For each of the different areas listed above, there are potential technologies. For each of the above-listed digital transformation projects, there are associated vulnerability management challenges – whether it's mitigating old vulnerabilities in legacy OT devices, understanding the expanded threat surface brought on by containerization, or enabling development teams with best practices to detect and avoid application security vulnerabilities.
Understanding the client’s ongoing digital transformation efforts in these areas and getting ahead of the vulnerability-related pain points allows the service provider to take a more consultative approach with the client – and will serve to minimize the expansion to the attack surface associated with digital transformation.
Too many view vulnerability management as “running Nessus” or “part of compliance” when it can drive value to clients, build trust, and boost retention.
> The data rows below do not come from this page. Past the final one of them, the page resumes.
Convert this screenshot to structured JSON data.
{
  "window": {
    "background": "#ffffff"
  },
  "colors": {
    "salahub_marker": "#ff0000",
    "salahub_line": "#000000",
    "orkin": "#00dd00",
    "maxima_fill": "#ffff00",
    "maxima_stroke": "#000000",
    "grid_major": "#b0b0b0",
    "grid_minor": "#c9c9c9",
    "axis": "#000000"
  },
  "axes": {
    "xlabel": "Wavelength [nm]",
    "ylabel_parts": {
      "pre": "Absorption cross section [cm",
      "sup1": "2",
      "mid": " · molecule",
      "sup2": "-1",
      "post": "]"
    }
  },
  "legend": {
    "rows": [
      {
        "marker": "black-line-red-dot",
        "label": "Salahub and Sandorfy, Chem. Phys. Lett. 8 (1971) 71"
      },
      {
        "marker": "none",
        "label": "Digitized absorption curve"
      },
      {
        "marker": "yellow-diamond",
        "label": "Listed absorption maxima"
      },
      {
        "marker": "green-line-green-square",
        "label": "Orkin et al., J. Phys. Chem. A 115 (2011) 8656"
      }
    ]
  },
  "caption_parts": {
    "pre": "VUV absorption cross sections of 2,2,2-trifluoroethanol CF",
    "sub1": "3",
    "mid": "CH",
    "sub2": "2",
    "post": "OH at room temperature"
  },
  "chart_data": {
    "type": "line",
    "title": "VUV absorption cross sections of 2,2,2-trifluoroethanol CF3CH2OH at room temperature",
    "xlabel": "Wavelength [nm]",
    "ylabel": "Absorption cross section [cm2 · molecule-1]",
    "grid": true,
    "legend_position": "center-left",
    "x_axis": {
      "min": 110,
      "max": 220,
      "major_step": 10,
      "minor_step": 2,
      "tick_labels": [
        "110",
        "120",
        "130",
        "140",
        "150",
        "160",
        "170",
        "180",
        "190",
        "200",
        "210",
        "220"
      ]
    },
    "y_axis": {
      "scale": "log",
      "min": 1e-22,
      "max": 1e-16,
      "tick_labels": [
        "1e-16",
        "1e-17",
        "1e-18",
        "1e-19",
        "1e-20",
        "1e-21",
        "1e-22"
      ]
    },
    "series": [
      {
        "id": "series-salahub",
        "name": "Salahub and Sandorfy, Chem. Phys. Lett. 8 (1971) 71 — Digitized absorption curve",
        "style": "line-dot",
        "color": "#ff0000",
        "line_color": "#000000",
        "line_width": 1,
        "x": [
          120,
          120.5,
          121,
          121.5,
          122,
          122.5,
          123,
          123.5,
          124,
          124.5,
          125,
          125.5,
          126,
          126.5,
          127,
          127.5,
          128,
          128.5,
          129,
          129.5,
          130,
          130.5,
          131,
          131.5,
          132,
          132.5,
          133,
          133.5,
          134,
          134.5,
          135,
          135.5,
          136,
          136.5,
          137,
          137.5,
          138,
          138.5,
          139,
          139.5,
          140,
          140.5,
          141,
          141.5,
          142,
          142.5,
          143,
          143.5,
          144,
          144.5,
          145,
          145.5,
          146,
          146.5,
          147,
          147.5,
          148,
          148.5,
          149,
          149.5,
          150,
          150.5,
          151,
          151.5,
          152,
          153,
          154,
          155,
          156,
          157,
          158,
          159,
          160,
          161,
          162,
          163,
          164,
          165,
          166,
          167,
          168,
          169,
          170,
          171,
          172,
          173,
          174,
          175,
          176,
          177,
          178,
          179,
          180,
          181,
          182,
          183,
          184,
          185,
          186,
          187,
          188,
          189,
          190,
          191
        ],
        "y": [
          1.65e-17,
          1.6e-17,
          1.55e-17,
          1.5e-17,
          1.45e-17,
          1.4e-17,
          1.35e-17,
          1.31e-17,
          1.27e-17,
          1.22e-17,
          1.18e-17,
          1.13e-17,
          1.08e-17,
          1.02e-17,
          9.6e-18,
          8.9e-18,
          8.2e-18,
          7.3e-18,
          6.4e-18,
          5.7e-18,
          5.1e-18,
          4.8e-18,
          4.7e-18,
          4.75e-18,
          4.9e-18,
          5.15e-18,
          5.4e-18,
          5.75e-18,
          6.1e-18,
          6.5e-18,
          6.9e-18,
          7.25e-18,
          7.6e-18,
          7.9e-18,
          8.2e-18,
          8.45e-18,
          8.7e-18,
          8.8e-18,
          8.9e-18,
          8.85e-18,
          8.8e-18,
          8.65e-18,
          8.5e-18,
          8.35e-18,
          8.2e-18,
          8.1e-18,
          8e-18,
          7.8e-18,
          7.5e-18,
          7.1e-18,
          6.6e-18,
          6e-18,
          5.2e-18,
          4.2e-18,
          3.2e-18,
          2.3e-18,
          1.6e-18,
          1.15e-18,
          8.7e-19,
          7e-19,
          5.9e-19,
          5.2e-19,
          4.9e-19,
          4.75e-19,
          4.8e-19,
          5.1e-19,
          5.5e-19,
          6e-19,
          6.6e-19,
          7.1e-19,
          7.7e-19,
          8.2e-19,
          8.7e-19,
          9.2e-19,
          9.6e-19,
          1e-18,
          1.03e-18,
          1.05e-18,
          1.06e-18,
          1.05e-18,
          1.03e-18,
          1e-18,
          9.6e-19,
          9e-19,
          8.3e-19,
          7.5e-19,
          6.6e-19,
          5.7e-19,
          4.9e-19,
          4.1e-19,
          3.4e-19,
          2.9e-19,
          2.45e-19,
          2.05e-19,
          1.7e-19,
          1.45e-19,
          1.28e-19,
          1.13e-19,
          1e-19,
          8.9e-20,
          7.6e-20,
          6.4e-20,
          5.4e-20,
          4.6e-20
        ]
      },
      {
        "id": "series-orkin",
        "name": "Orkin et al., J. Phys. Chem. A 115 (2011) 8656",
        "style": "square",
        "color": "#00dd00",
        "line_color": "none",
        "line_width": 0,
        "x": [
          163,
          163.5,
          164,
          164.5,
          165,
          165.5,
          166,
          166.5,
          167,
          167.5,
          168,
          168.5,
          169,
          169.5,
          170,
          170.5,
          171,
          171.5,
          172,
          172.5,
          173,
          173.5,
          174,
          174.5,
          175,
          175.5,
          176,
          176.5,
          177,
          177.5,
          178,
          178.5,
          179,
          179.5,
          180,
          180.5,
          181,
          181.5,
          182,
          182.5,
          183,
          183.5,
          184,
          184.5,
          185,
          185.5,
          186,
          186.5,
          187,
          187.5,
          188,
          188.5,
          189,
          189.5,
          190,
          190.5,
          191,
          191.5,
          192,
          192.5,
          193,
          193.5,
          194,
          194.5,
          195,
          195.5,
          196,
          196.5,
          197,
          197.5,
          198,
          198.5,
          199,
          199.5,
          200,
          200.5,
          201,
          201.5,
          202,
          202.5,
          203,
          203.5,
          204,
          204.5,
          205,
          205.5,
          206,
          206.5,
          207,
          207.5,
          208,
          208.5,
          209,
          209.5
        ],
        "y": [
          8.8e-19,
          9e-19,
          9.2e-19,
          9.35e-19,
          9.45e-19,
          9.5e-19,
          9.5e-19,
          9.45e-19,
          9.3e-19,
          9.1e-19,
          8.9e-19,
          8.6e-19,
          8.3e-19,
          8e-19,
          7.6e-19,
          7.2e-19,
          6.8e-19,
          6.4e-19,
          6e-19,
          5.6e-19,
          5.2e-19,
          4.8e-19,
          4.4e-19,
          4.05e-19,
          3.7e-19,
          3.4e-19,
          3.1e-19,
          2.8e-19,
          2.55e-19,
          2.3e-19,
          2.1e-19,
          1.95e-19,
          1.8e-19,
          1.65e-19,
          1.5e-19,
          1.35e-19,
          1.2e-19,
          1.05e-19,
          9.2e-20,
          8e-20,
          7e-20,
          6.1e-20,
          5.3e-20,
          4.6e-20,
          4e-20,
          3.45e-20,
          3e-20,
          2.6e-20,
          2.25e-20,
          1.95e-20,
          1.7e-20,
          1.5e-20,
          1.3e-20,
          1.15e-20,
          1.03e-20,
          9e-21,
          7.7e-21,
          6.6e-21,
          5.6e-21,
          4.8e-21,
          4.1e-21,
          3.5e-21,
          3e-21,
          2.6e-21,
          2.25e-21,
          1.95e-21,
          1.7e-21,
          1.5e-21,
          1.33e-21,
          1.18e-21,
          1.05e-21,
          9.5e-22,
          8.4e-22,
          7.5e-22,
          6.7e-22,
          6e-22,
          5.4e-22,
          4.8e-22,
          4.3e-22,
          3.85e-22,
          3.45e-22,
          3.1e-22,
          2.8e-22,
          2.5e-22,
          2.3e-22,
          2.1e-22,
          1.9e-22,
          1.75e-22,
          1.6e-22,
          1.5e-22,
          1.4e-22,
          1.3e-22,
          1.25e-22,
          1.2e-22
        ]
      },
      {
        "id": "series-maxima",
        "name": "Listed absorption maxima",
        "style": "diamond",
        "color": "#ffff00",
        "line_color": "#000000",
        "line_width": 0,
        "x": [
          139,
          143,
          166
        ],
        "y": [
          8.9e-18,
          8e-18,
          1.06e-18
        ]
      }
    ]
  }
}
The tweaks involved in doing so are easy to implement across the customer base and will serve to differentiate MSP’s/MSSP’s from their competitors in this area.
About The Author
Paulo Shakarian, Ph.D. is CEO and Co-Founder of Cyber Reconnaissance, Inc., (CYR3CON) which specializes in combining artificial intelligence with information mined from malicious hacker communities to avoid cyberattacks. He has led research efforts funded by IARPA, DARPA, ONR, AFOSR, and ARO.